Your photo above was the before, and here is the after...
I made a new frame out of styrene braced with basswood to lower the overall height of the engine. I removed all the molded outward door lines (which was a lot of work!) and made some facia suggested side doors out of styrene. Decaling was much easier minus those molded door lines on the loco shell as was. I also removed the grill detail on each end of the loco for the NS nose herald. I filled in the holes where those flimsy plastic warped handrails go, and put window screen on the deck to suggest treadplate. And I enlarged the headlight holes in each end of the cab to accept an actual light bulb, so the headlights show up very nicely.
Runs just fine too. Though I've never referred to these as 44 ton switchers (as really they aren't) but instead I call mine "center cab" switchers.
I have another one done in Conrail with a slightly different approach that I need to get up into my thread linked below.
It has transverse-mounted can motors in the trucks, same as other modern era Lionel O-27 diesels. Can't remember if it is one motor or two (mine is packed away at the moment).

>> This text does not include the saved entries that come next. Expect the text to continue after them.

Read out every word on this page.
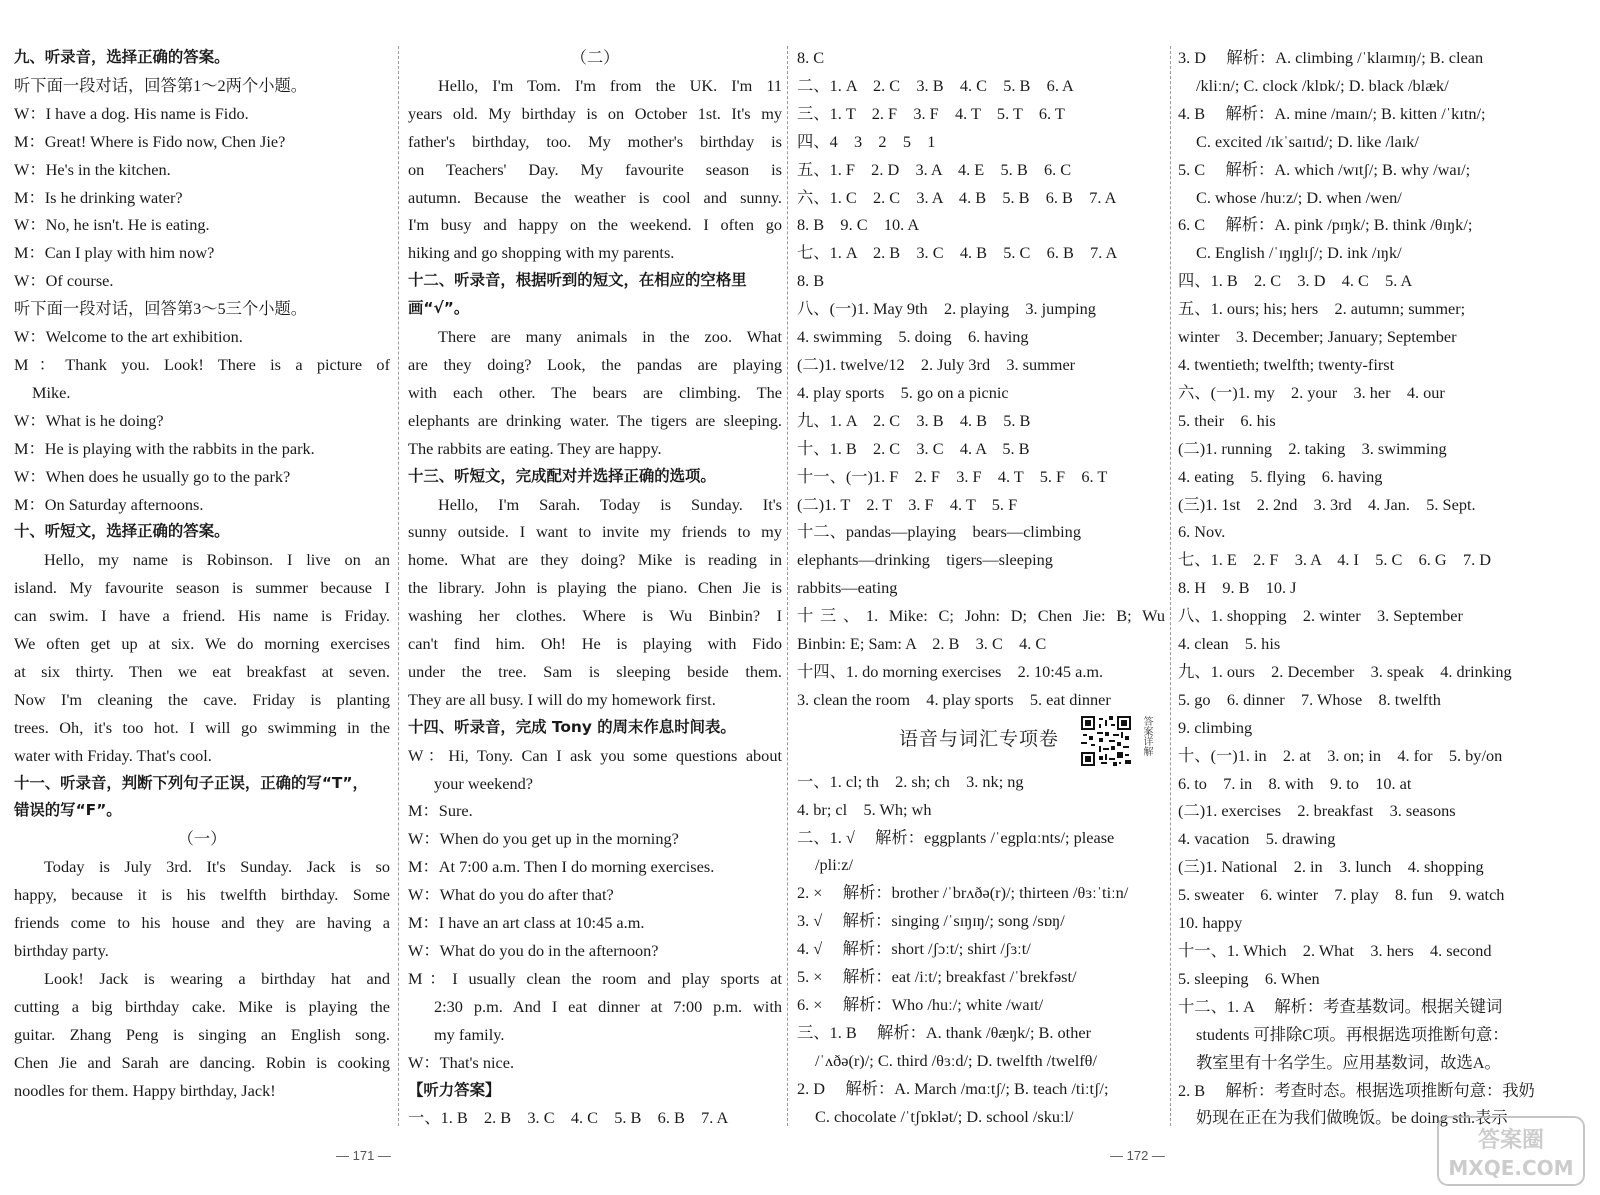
九、听录音，选择正确的答案。
听下面一段对话，回答第1～2两个小题。
W：I have a dog. His name is Fido.
M：Great! Where is Fido now, Chen Jie?
W：He's in the kitchen.
M：Is he drinking water?
W：No, he isn't. He is eating.
M：Can I play with him now?
W：Of course.
听下面一段对话，回答第3～5三个小题。
W：Welcome to the art exhibition.
M：Thank you. Look! There is a picture of
Mike.
W：What is he doing?
M：He is playing with the rabbits in the park.
W：When does he usually go to the park?
M：On Saturday afternoons.
十、听短文，选择正确的答案。
Hello, my name is Robinson. I live on an
island. My favourite season is summer because I
can swim. I have a friend. His name is Friday.
We often get up at six. We do morning exercises
at six thirty. Then we eat breakfast at seven.
Now I'm cleaning the cave. Friday is planting
trees. Oh, it's too hot. I will go swimming in the
water with Friday. That's cool.
十一、听录音，判断下列句子正误，正确的写“T”，
错误的写“F”。
（一）
Today is July 3rd. It's Sunday. Jack is so
happy, because it is his twelfth birthday. Some
friends come to his house and they are having a
birthday party.
Look! Jack is wearing a birthday hat and
cutting a big birthday cake. Mike is playing the
guitar. Zhang Peng is singing an English song.
Chen Jie and Sarah are dancing. Robin is cooking
noodles for them. Happy birthday, Jack!
（二）
Hello, I'm Tom. I'm from the UK. I'm 11
years old. My birthday is on October 1st. It's my
father's birthday, too. My mother's birthday is
on Teachers' Day. My favourite season is
autumn. Because the weather is cool and sunny.
I'm busy and happy on the weekend. I often go
hiking and go shopping with my parents.
十二、听录音，根据听到的短文，在相应的空格里
画“√”。
There are many animals in the zoo. What
are they doing? Look, the pandas are playing
with each other. The bears are climbing. The
elephants are drinking water. The tigers are sleeping.
The rabbits are eating. They are happy.
十三、听短文，完成配对并选择正确的选项。
Hello, I'm Sarah. Today is Sunday. It's
sunny outside. I want to invite my friends to my
home. What are they doing? Mike is reading in
the library. John is playing the piano. Chen Jie is
washing her clothes. Where is Wu Binbin? I
can't find him. Oh! He is playing with Fido
under the tree. Sam is sleeping beside them.
They are all busy. I will do my homework first.
十四、听录音，完成 Tony 的周末作息时间表。
W：Hi, Tony. Can I ask you some questions about
your weekend?
M：Sure.
W：When do you get up in the morning?
M：At 7:00 a.m. Then I do morning exercises.
W：What do you do after that?
M：I have an art class at 10:45 a.m.
W：What do you do in the afternoon?
M：I usually clean the room and play sports at
2:30 p.m. And I eat dinner at 7:00 p.m. with
my family.
W：That's nice.
【听力答案】
一、1. B　2. B　3. C　4. C　5. B　6. B　7. A
8. C
二、1. A　2. C　3. B　4. C　5. B　6. A
三、1. T　2. F　3. F　4. T　5. T　6. T
四、4　3　2　5　1
五、1. F　2. D　3. A　4. E　5. B　6. C
六、1. C　2. C　3. A　4. B　5. B　6. B　7. A
8. B　9. C　10. A
七、1. A　2. B　3. C　4. B　5. C　6. B　7. A
8. B
八、(一)1. May 9th　2. playing　3. jumping
4. swimming　5. doing　6. having
(二)1. twelve/12　2. July 3rd　3. summer
4. play sports　5. go on a picnic
九、1. A　2. C　3. B　4. B　5. B
十、1. B　2. C　3. C　4. A　5. B
十一、(一)1. F　2. F　3. F　4. T　5. F　6. T
(二)1. T　2. T　3. F　4. T　5. F
十二、pandas—playing　bears—climbing
elephants—drinking　tigers—sleeping
rabbits—eating
十三、1. Mike: C; John: D; Chen Jie: B; Wu
Binbin: E; Sam: A　2. B　3. C　4. C
十四、1. do morning exercises　2. 10:45 a.m.
3. clean the room　4. play sports　5. eat dinner
语音与词汇专项卷	答案详解
一、1. cl; th　2. sh; ch　3. nk; ng
4. br; cl　5. Wh; wh
二、1. √　 解析：eggplants /ˈegplɑːnts/; please
/pliːz/
2. ×　 解析：brother /ˈbrʌðə(r)/; thirteen /θɜːˈtiːn/
3. √　 解析：singing /ˈsɪŋɪŋ/; song /sɒŋ/
4. √　 解析：short /ʃɔːt/; shirt /ʃɜːt/
5. ×　 解析：eat /iːt/; breakfast /ˈbrekfəst/
6. ×　 解析：Who /huː/; white /waɪt/
三、1. B　 解析：A. thank /θæŋk/; B. other
/ˈʌðə(r)/; C. third /θɜːd/; D. twelfth /twelfθ/
2. D　 解析：A. March /mɑːtʃ/; B. teach /tiːtʃ/;
C. chocolate /ˈtʃɒklət/; D. school /skuːl/
3. D　 解析：A. climbing /ˈklaɪmɪŋ/; B. clean
/kliːn/; C. clock /klɒk/; D. black /blæk/
4. B　 解析：A. mine /maɪn/; B. kitten /ˈkɪtn/;
C. excited /ɪkˈsaɪtɪd/; D. like /laɪk/
5. C　 解析：A. which /wɪtʃ/; B. why /waɪ/;
C. whose /huːz/; D. when /wen/
6. C　 解析：A. pink /pɪŋk/; B. think /θɪŋk/;
C. English /ˈɪŋglɪʃ/; D. ink /ɪŋk/
四、1. B　2. C　3. D　4. C　5. A
五、1. ours; his; hers　2. autumn; summer;
winter　3. December; January; September
4. twentieth; twelfth; twenty-first
六、(一)1. my　2. your　3. her　4. our
5. their　6. his
(二)1. running　2. taking　3. swimming
4. eating　5. flying　6. having
(三)1. 1st　2. 2nd　3. 3rd　4. Jan.　5. Sept.
6. Nov.
七、1. E　2. F　3. A　4. I　5. C　6. G　7. D
8. H　9. B　10. J
八、1. shopping　2. winter　3. September
4. clean　5. his
九、1. ours　2. December　3. speak　4. drinking
5. go　6. dinner　7. Whose　8. twelfth
9. climbing
十、(一)1. in　2. at　3. on; in　4. for　5. by/on
6. to　7. in　8. with　9. to　10. at
(二)1. exercises　2. breakfast　3. seasons
4. vacation　5. drawing
(三)1. National　2. in　3. lunch　4. shopping
5. sweater　6. winter　7. play　8. fun　9. watch
10. happy
十一、1. Which　2. What　3. hers　4. second
5. sleeping　6. When
十二、1. A　 解析：考查基数词。根据关键词
students 可排除C项。再根据选项推断句意：
教室里有十名学生。应用基数词，故选A。
2. B　 解析：考查时态。根据选项推断句意：我奶
奶现在正在为我们做晚饭。be doing sth.表示
— 171 —	— 172 —
答案圈
MXQE.COM
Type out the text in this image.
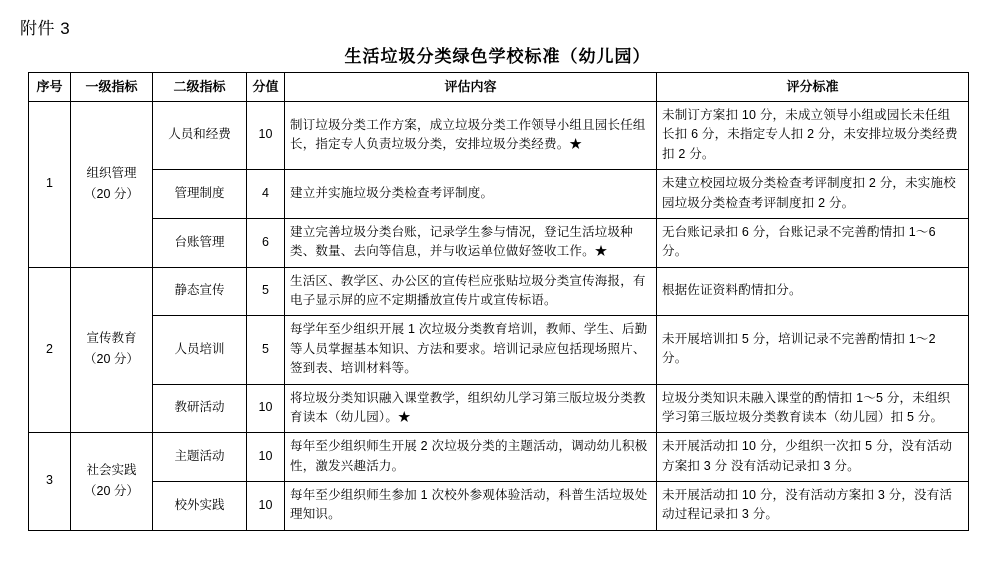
附件 3
生活垃圾分类绿色学校标准（幼儿园）
序号	一级指标	二级指标	分值	评估内容	评分标准
1	组织管理（20 分）	人员和经费	10	制订垃圾分类工作方案，成立垃圾分类工作领导小组且园长任组长，指定专人负责垃圾分类，安排垃圾分类经费。★	未制订方案扣 10 分，未成立领导小组或园长未任组长扣 6 分，未指定专人扣 2 分，未安排垃圾分类经费扣 2 分。
		管理制度	4	建立并实施垃圾分类检查考评制度。	未建立校园垃圾分类检查考评制度扣 2 分，未实施校园垃圾分类检查考评制度扣 2 分。
		台账管理	6	建立完善垃圾分类台账，记录学生参与情况，登记生活垃圾种类、数量、去向等信息，并与收运单位做好签收工作。★	无台账记录扣 6 分，台账记录不完善酌情扣 1～6 分。
2	宣传教育（20 分）	静态宣传	5	生活区、教学区、办公区的宣传栏应张贴垃圾分类宣传海报，有电子显示屏的应不定期播放宣传片或宣传标语。	根据佐证资料酌情扣分。
		人员培训	5	每学年至少组织开展 1 次垃圾分类教育培训，教师、学生、后勤等人员掌握基本知识、方法和要求。培训记录应包括现场照片、签到表、培训材料等。	未开展培训扣 5 分，培训记录不完善酌情扣 1～2 分。
		教研活动	10	将垃圾分类知识融入课堂教学，组织幼儿学习第三版垃圾分类教育读本（幼儿园）。★	垃圾分类知识未融入课堂的酌情扣 1～5 分，未组织学习第三版垃圾分类教育读本（幼儿园）扣 5 分。
3	社会实践（20 分）	主题活动	10	每年至少组织师生开展 2 次垃圾分类的主题活动，调动幼儿积极性，激发兴趣活力。	未开展活动扣 10 分，少组织一次扣 5 分，没有活动方案扣 3 分 没有活动记录扣 3 分。
		校外实践	10	每年至少组织师生参加 1 次校外参观体验活动，科普生活垃圾处理知识。	未开展活动扣 10 分，没有活动方案扣 3 分，没有活动过程记录扣 3 分。
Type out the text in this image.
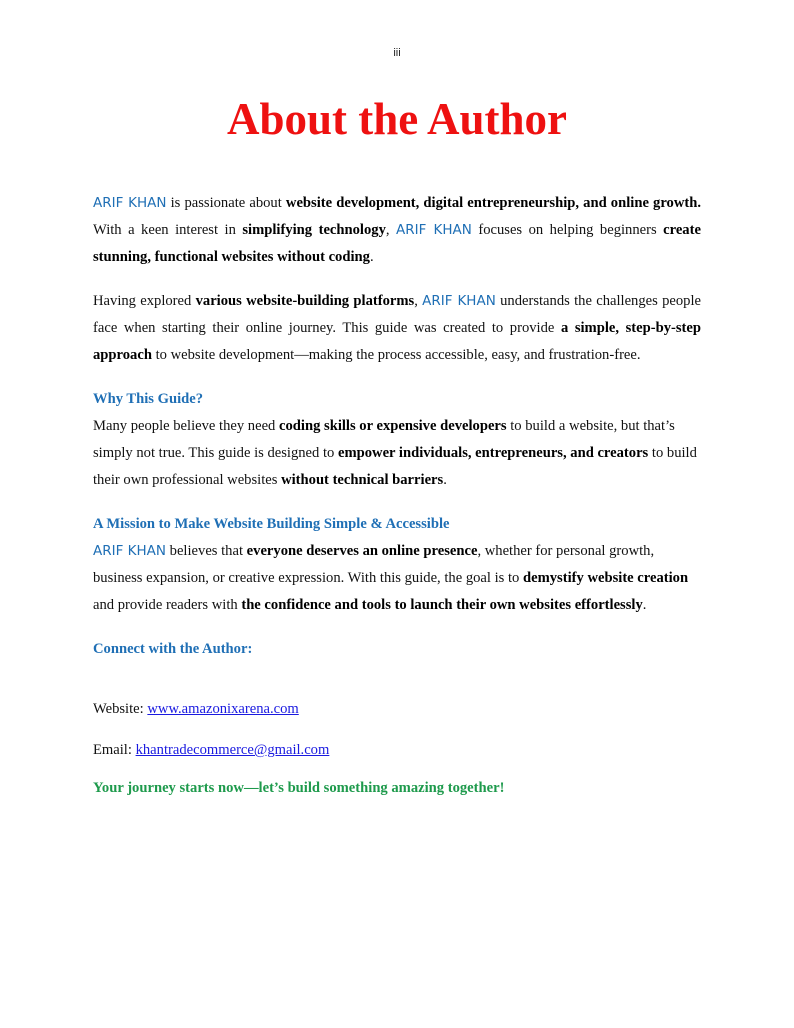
iii
About the Author

ARIF KHAN is passionate about website development, digital entrepreneurship, and online growth. With a keen interest in simplifying technology, ARIF KHAN focuses on helping beginners create stunning, functional websites without coding.

Having explored various website-building platforms, ARIF KHAN understands the challenges people face when starting their online journey. This guide was created to provide a simple, step-by-step approach to website development—making the process accessible, easy, and frustration-free.

Why This Guide?

Many people believe they need coding skills or expensive developers to build a website, but that’s simply not true. This guide is designed to empower individuals, entrepreneurs, and creators to build their own professional websites without technical barriers.

A Mission to Make Website Building Simple & Accessible

ARIF KHAN believes that everyone deserves an online presence, whether for personal growth, business expansion, or creative expression. With this guide, the goal is to demystify website creation and provide readers with the confidence and tools to launch their own websites effortlessly.

Connect with the Author:

Website: www.amazonixarena.com

Email: khantradecommerce@gmail.com

Your journey starts now—let’s build something amazing together!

This model is the same size as Lionel's postwar 44-tonner, which many jokingly call an "88-tonner" because it is grossly oversized. (GE did make a center-cab 90 ton locomotive, and this is about an inch too long even for that).
According to thedieselshop.us, the Rock Island never owned a GE 44-ton switcher, but it did have a handful of similar-looking switchers built by Whitcomb, numbered 367-371. (It's little touches like that -- wrong everything, but went through the trouble to look up a prototypical cab number -- that I find so endearing in this era of Lionel production.)